This morning, along with Cam Davies and Heather Hennessy, I was on a panel discussing marketing metrics and return on investment. This session was with the Strategic Marketing P2P group hosted by Communitech.
We each had 15ish minutes to present our thoughts on the subject, and then for the last 15 minutes or so we fielded questions from the audience.
It was a fun and insightful morning – read on for a summary of the presentations, and assorted notes and thoughts.
We presented in the order in which we’d randomly sat down on the elevated panelist chairs, so Cam led things off.
Cam is the Marketing Manager at Miovision, a local company that is playing an important role in reducing a bane on many a commuter’s life: vehicle congestion. I’ve chatted with Cam a few times before to exchange marketing ideas, and have found him to be very thoughtful and analytical, so I was excited to hear his presentation.
Cam began with a brief introduction of Miovision for context, and then got into the whole metrics and ROI thing. Right off the bat, he made a fantastic point: that it’s critical that you know what the company’s objectives are, so that you can determine how marketing contributes to those objectives – that’s a great starting point for knowing what matters and what you have to measure. Cam had me thinking, “Man, why didn’t I think to include that?!?”
In fact, I’ve written about the importance of knowing the company objectives on a couple of occasions (see here, and here), but just didn’t think to include that in my slides. So kudos to Cam for raising a vital point and setting a great foundation for Heather and myself.
Cam built on that starting point and illustrated some valuable metrics with some specific examples from his own experiences: how he’d built a market share/penetration analysis that was having direct influence on where sales and marketing investments were directed; and how Miovision has been consciously increasing their community awareness, and how they measured the progress and success of that initiative.
Cam closed by emphasizing that it’s easy to get lost in the flood of marketing metrics (man, just Google it sometime and you’ll find Buzzfeed-style articles like “57 marketing metrics that will change your business!!!”), so it takes discipline, analysis, and experience to choose the meaningful ones.
Heather is the Manager, Strategic Marketing Programs at Desire2Learn (D2L), which is based in Kitchener. I hadn’t met Heather before, so had no idea what to expect from her presentation.
[As an aside…panels can be funny, especially when there’s little coordination between the panelists. We three hadn’t touched base on content, so there was always a chance that we’d go up and say wildly contradictory things.]

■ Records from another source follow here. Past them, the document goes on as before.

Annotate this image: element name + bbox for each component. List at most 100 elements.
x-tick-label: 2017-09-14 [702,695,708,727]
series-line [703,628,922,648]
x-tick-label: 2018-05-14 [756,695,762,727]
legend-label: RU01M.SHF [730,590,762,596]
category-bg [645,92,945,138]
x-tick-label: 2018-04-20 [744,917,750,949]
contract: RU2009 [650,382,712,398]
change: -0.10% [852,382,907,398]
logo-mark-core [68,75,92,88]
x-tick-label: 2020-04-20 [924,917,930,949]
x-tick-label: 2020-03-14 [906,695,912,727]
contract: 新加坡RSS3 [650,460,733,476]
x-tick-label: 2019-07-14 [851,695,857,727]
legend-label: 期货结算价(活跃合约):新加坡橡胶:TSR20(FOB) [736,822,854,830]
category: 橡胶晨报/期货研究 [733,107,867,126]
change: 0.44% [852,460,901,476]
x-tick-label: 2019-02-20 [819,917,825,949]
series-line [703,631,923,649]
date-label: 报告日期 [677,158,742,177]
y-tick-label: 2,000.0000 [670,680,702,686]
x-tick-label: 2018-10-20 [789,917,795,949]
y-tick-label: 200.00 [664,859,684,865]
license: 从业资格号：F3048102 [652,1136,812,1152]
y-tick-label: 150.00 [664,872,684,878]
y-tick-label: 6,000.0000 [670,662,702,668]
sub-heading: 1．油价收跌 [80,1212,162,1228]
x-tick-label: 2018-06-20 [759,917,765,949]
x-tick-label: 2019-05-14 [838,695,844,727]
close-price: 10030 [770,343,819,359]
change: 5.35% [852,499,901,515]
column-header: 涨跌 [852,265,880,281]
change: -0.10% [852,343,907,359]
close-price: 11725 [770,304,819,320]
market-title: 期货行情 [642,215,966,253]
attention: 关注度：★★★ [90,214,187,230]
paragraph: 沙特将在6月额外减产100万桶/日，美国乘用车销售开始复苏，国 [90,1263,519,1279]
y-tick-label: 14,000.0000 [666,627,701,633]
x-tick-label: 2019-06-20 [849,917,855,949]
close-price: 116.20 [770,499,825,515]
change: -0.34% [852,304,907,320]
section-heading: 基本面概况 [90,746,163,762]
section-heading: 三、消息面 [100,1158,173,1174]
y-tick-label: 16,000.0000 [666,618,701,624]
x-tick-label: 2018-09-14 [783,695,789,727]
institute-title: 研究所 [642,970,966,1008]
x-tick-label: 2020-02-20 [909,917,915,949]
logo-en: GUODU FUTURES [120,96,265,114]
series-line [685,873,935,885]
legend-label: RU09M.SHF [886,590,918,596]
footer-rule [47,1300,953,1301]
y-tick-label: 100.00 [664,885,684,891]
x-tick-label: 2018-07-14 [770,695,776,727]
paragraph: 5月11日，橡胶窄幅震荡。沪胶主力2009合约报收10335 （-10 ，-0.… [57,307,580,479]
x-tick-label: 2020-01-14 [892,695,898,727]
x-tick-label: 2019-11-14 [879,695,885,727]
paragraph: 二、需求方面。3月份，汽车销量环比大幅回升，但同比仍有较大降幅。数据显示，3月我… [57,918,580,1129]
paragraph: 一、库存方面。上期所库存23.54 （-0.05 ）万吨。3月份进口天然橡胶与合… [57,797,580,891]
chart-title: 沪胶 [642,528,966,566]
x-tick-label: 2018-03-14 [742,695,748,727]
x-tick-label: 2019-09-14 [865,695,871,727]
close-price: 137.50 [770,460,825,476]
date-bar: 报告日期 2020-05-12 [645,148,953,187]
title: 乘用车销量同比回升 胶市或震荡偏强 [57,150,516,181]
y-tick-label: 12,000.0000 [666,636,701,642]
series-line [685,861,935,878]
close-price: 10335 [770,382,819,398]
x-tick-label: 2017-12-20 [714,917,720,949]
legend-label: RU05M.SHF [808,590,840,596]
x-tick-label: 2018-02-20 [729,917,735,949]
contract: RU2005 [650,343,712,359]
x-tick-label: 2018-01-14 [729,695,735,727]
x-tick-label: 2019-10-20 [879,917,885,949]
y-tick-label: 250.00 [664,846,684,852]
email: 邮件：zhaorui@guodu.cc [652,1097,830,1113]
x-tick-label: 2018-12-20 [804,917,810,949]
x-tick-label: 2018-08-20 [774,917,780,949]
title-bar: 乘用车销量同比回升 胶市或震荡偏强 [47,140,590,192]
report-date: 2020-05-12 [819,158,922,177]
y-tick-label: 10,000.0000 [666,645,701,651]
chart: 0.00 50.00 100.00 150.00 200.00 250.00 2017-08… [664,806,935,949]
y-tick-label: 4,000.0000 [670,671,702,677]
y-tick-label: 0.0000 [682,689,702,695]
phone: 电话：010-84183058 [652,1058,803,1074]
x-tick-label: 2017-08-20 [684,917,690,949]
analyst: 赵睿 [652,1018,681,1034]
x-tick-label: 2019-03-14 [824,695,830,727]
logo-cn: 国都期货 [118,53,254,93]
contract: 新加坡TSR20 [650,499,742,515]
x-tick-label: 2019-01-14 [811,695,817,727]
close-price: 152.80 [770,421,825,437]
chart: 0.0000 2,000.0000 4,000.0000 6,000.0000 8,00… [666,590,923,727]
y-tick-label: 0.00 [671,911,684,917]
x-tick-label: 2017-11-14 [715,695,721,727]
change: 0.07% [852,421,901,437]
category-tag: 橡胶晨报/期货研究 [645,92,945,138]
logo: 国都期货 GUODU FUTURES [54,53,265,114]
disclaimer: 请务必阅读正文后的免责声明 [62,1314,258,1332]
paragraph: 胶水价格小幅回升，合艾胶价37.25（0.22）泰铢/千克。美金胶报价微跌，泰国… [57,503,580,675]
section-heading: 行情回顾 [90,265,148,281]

Conveniently enough, Heather had chosen a different focus for her segment: she focused on being results-oriented for communications activities.
She discussed the importance of measuring returns on different marketing channels, and how trimming the underperforming channels and tactics is part of the overall optimization process. She also spent time on the importance of knowing what actually matters, and not being distracted by neat things that actually don’t mean much (for instance, if you draw a thousand people to a webinar – that’s great – but what matters is how many leads you created).
As the Director, Product Marketing at Sandvine, I’m involved in quite a number of marketing activities, and, to a large extent, I set many of our overall marketing strategies. Plus, I’ve been in technology marketing for more than a decade, so I’ve seen and done quite a bit.
Consequently, the challenge for me in prepping my slides was choosing what to include and what to omit.
I decided to go with a strategy of:
- Context (e.g., my environment, challenges we face)
- My generalized approach/philosophy: Objectives → Strategies → Tactics
- Illustrative examples from my own experience
- …with some common pitfalls/mistakes to avoid sprinkled throughout
The examples I chose were:
- What metrics matter to us when we release a new Global Internet Phenomena report? Thanks to Dan Deeth for contributing to this part.
- The fantastic results we had when we ungated all our deep, technical marketing whitepapers and technology showcase documents
- A surge in organic discovery that tied directly to a conscious strategic content update
- Some lead gen activities built around whitepapers, and comparing the cost per lead across channels
My hope was that these examples would show the diversity of metrics that mattered, and how the actual return on marketing investment is a complicated beast.
The common mistakes against which I cautioned were:
- Starting with tactics
- Arbitrary targets
- Ignoring qualitative assessments
- Fear of failure
True to usual form, I included two references to The Simpsons.
As I usually do in such situations, I tried to build on what the previous presenters had said, and the points that they’d made. This proved quite easy to do, as their points were very solid and well-articulated.
In general, we presented three unique perspectives that shared common philosophies of understanding objectives, measuring what matters, and avoiding distraction.
Most of the Strategic Marketing P2P sessions have a single speaker. This model works well, as you get to hear an expert go into depth on a subject, but it also means that you’re really only hearing one perspective, one point of view.
The downside of the panel is that you get a shorter time with each presenter; the upside is that you hear different perspectives. For the younger professional in the room, I think the diversity of perspectives is very important, as it will prevent them from falling into a trap of thinking that there’s a one-size-fits all solution to the challenges associated with finding meaningful marketing metrics.